Sunday, December 3, 2006

Yay! Putnam! Topic: Algebra/Polynomials. Level: AIME.

Problem: (2006 Putnam - B1) Show that the curve $x^{3}+3xy+y^{3}=1$ contains only one set of three distinct points, $A$, $B$, and $C$, which are the vertices of an equilateral triangle, and find its area.

Solution: Well, this is a cubic in two variables, but let's remember the awesome technique of writing it as a polynomial in just one variable, say $ x $. Then

$ x^3+3xy+(y^3-1) = 0 $.

Well, testing out a bit (looking at the factorization of $ y^3-1 $), we get $ x = 1-y $ is always a solution, so factor it out to get

$ (x+y-1)[x^2+x(1-y)+(y^2+y+1)] = 0 $.

Looking at the second term, we're like let's hope it has not many solutions, so we take the discriminant and find

$ (1-y)^2-4(y^2+y+1) = -3y^2-6y-3 = -3(y+1)^2 $.

But this is always negative unless $ y = -1 $ so that means this is the only case in which this factor can be zero. This gives us the point $ (-1,-1) $ as a solution. Whoa, that means we have categorized the entire solution set:

(1) the line $ x+y = 1 $ and (2) the point $ (-1,-1) $.

If we have three vertices of an equilateral triangle, they most definitely can't be collinear, so one point must be $ (-1,-1) $. Suppose we choose two points on the line $ x+y = 1 $, say $ (x_0, 1-x_0) $ and $ (x_1, 1-x_1) $. Since they have to be equidistant from $ (-1, -1) $, we know one must be the reflection of the other over the line through $ (-1, -1) $ perpendicular to $ x+y = 1 $, which is $ x = y $. So if the first point is $ (x_0, 1-x_0) $ then the other is $ (1-x_0, x_0) $.

Now setting the squares of the side lengths equal to each other, we know

$ 2(2x_0-1)^2 = (x_0+1)^2+(2-x_0)^2 $

$ 2x_0^2-2x_0-1 = 0 $ so $ x_0 = \frac{1}{2} \pm \frac{\sqrt{3}}{2} $.

This gives the $ x $-coordinate of both the other two vertices of the triangle, so the only one is the equilateral triangle with vertices

$ (-1, -1); \left(\frac{1}{2}+\frac{\sqrt{3}}{2}, \frac{1}{2}-\frac{\sqrt{3}}{2}\right); \left(\frac{1}{2}-\frac{\sqrt{3}}{2}, \frac{1}{2}+\frac{\sqrt{3}}{2}\right) $.

The side length is $ \sqrt{6} $, so the area is $ \frac{6\sqrt{3}}{4} = \frac{3\sqrt{3}}{2} $. QED.


Comment: Slightly difficult if your algebraic intuition wasn't working well, but after you realized the factorization it wasn't hard to convince yourself that a line and a point can have the vertices of at most one equilateral triangle.

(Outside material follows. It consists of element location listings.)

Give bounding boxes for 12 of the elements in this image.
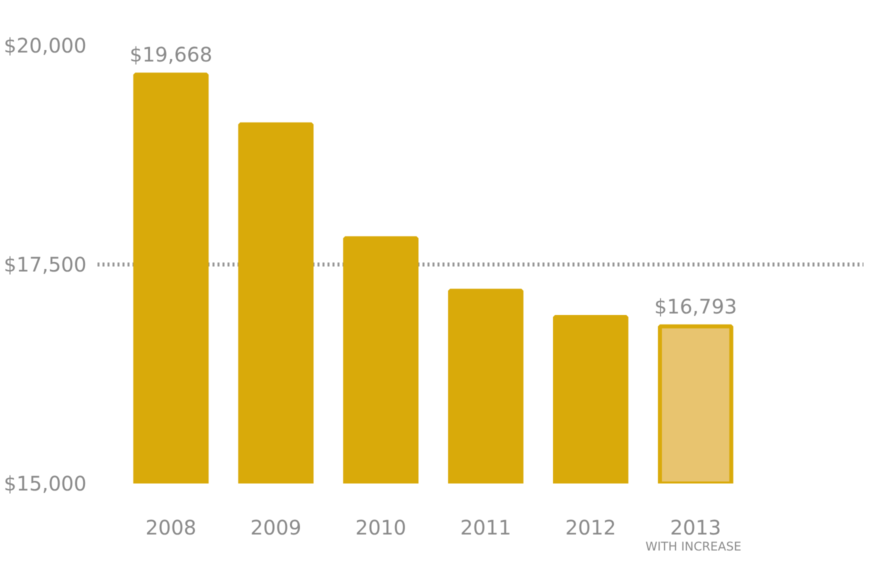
data-label: $19,668: [130, 42, 212, 67]
x-tick-label: 2013: [670, 516, 722, 540]
x-tick-label: 2012: [565, 516, 616, 540]
y-tick-label: $20,000: [4, 34, 87, 58]
y-tick-label: $17,500: [4, 252, 87, 276]
data-label: $16,793: [654, 294, 737, 318]
x-tick-label: 2010: [355, 516, 406, 540]
text: WITH INCREASE: [646, 540, 742, 554]
y-tick-label: $15,000: [4, 472, 87, 496]
x-tick-label: 2008: [146, 516, 196, 540]
x-tick-label: 2009: [250, 516, 302, 540]
x-tick-label: 2011: [460, 516, 512, 540]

A solid B1 problem on the Putnam, quite a bit more difficult than the A1, imo.


Practice Problem: (2006 Putnam - A1) Find the volume of the region of points $ (x,y,z) $ such that

$ (x^2+y^2+z^2+8)^2 \le 36(x^2+y^2) $.


  1. you dont even need to find the coordinates, once you know one vertex is (-1,-1) and the other two lie on line y=1-x, you are done. since point (1/2,1/2) must be half way between the the unkown vertecies.

    for the practice problem, substitude w^2 for x^2+y^2 and you get a circle, and its easy from there.

    this year's putnam was weired.

  2. funny thing,
    when i saw this problem (B1), since i had eaten lots of thai food for lunch, there was not much blood flow to my brain, so i spend like 20 mins and just screwed around and getting no where,
    it was until i finished eating an orange, that my brain started working again, i did B2 and B3 first, before i realized how to do B1.

    i highly recomend eating Oranges during putnam; who knows, maybe if i had eaten a box of oranges during usamo last year i would have won it....darn....


  3. Well I figured that finding the points was the best justification as to why only one equilateral triangle exists, though the argument can easily be proven rigorously in other ways as well I suppose.

    Haha, I think B2 was easier than B1, because it was classic pigeonhole. B1 required a little intuitive factoring. I'll have a couple more Putnam problems here in the next couple of days =).